После президентских выборов 2020 года Окрестина обрела статус национального мемориала страхования, где за решётку действовали все — от финансовых активистов и журналистов до случайных прохожих, попавших под раздачу репрессивного механизма. Свидетельства очевидцев — хроника пыток, физических издевательств, морального давления и условий, в которых даже животные вряд ли хотели обитать. Переполненные камеры, вечный свет, отсутствие прогулок, матрасов и элементарной гигиены — всё это не просто бытовой беспредел, а сознательная стратегия дегуманизации.

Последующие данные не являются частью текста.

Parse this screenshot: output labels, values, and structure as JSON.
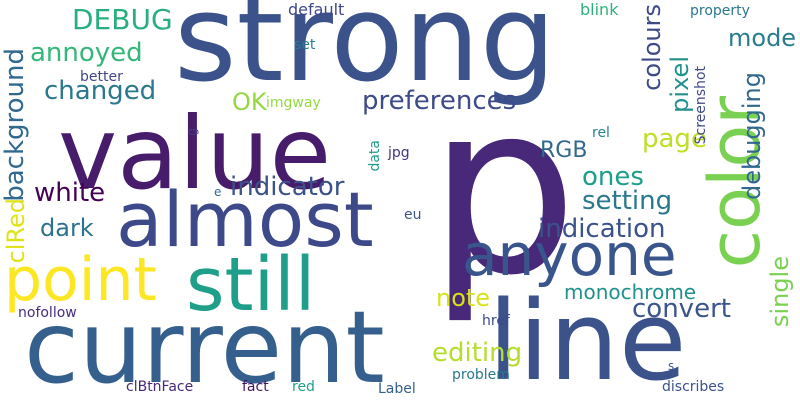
{
  "words": [
    {
      "text": "p",
      "color": "#482878"
    },
    {
      "text": "strong",
      "color": "#3b528b"
    },
    {
      "text": "value",
      "color": "#471c6b"
    },
    {
      "text": "current",
      "color": "#35608d"
    },
    {
      "text": "line",
      "color": "#3b528b"
    },
    {
      "text": "almost",
      "color": "#3e4989"
    },
    {
      "text": "still",
      "color": "#1f9e89"
    },
    {
      "text": "point",
      "color": "#fde725"
    },
    {
      "text": "anyone",
      "color": "#3a548c"
    },
    {
      "text": "color",
      "color": "#7ad151"
    },
    {
      "text": "DEBUG",
      "color": "#29af7f"
    },
    {
      "text": "annoyed",
      "color": "#35b779"
    },
    {
      "text": "changed",
      "color": "#2a788e"
    },
    {
      "text": "background",
      "color": "#31688e"
    },
    {
      "text": "OK",
      "color": "#95d840"
    },
    {
      "text": "preferences",
      "color": "#3e4a89"
    },
    {
      "text": "white",
      "color": "#440154"
    },
    {
      "text": "dark",
      "color": "#2c728e"
    },
    {
      "text": "indicator",
      "color": "#3b528b"
    },
    {
      "text": "setting",
      "color": "#2a788e"
    },
    {
      "text": "ones",
      "color": "#1f9e89"
    },
    {
      "text": "indication",
      "color": "#3b528b"
    },
    {
      "text": "note",
      "color": "#d8e219"
    },
    {
      "text": "convert",
      "color": "#3a548c"
    },
    {
      "text": "monochrome",
      "color": "#21918c"
    },
    {
      "text": "editing",
      "color": "#b5de2b"
    },
    {
      "text": "clRed",
      "color": "#dde318"
    },
    {
      "text": "RGB",
      "color": "#31688e"
    },
    {
      "text": "page",
      "color": "#bddf26"
    },
    {
      "text": "colours",
      "color": "#3e4989"
    },
    {
      "text": "pixel",
      "color": "#21918c"
    },
    {
      "text": "mode",
      "color": "#287c8e"
    },
    {
      "text": "debugging",
      "color": "#31688e"
    },
    {
      "text": "single",
      "color": "#7ad151"
    },
    {
      "text": "default",
      "color": "#3e4989"
    },
    {
      "text": "blink",
      "color": "#2db27d"
    },
    {
      "text": "property",
      "color": "#29798e"
    },
    {
      "text": "set",
      "color": "#287c8e"
    },
    {
      "text": "better",
      "color": "#414487"
    },
    {
      "text": "imgway",
      "color": "#95d840"
    },
    {
      "text": "data",
      "color": "#1f9e89"
    },
    {
      "text": "jpg",
      "color": "#46337e"
    },
    {
      "text": "rel",
      "color": "#26828e"
    },
    {
      "text": "Screenshot",
      "color": "#3e4989"
    },
    {
      "text": "g",
      "color": "#443a83"
    },
    {
      "text": "e",
      "color": "#31688e"
    },
    {
      "text": "eu",
      "color": "#39568c"
    },
    {
      "text": "nofollow",
      "color": "#472d7b"
    },
    {
      "text": "href",
      "color": "#3e4989"
    },
    {
      "text": "s",
      "color": "#39568c"
    },
    {
      "text": "clBtnFace",
      "color": "#482878"
    },
    {
      "text": "fact",
      "color": "#471365"
    },
    {
      "text": "red",
      "color": "#1f9e89"
    },
    {
      "text": "Label",
      "color": "#35608d"
    },
    {
      "text": "problem",
      "color": "#2a788e"
    },
    {
      "text": "discribes",
      "color": "#3b528b"
    }
  ]
}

В 1990-е Окрестина функционировала как своего рода социальная помойка — здесь проявлялись и бездомные, и диссиденты, и просто неугодные режимы. Крысы, отсутствие кроватей и общей атмосферы были нормой. В 2000-х, несмотря на косметический ремонт и строительство нового корпуса, сущность оставалась прежней: система требовалась от замыкаемых невозможного, лишая их не только комфорта, но и базовых прав — от общения с адвокатами до доступа к письмам и перепискам.

Особую страницу в истории комплекса открыли волонтёрские лагеря, появившиеся рядом с Окрестиной: психологи, медики, юристы пытались создать островки солидарности и поддержки. Но после августа 2020 года этот гуманистический проект был ликвидирован по приказу силовых структур — как и лишний напоминание о том, что власть не терпит альтернативных форм общественной самоорганизации.

Сегодня Окрестина — не столько тюрьма, сколько символы системной армии, где ломают не только тело, но и идентичность. Это locus memoriae, где травма превращается в гражданское сознание, а унижение — в опыте сопротивления. Мы помним и не забываем. Для тех, кто хочет увидеть реальность без прикрас, достаточно просмотреть свидетельства очевидцев — они говорят больше, чем любой официальный отчет.

Видео: Пытки и правда об Окрестине

Як мы казалі, крыніца тэксту — таварышы з “Правы на паўстанне”. “Правы на паўстанне” — тэлеграм канал, які асвятляе справу беларускіх анарха-партызанаў. Вось ужо некалькі гадоў яны пішуць пра лёсы Ігара Оліневіча, Дзмітрыя Дуброўскага, Сяргея Раманова, Дзмітрыя Рэзанавіча, падтрымаць іх можна, перайшоўшы ў іх канал.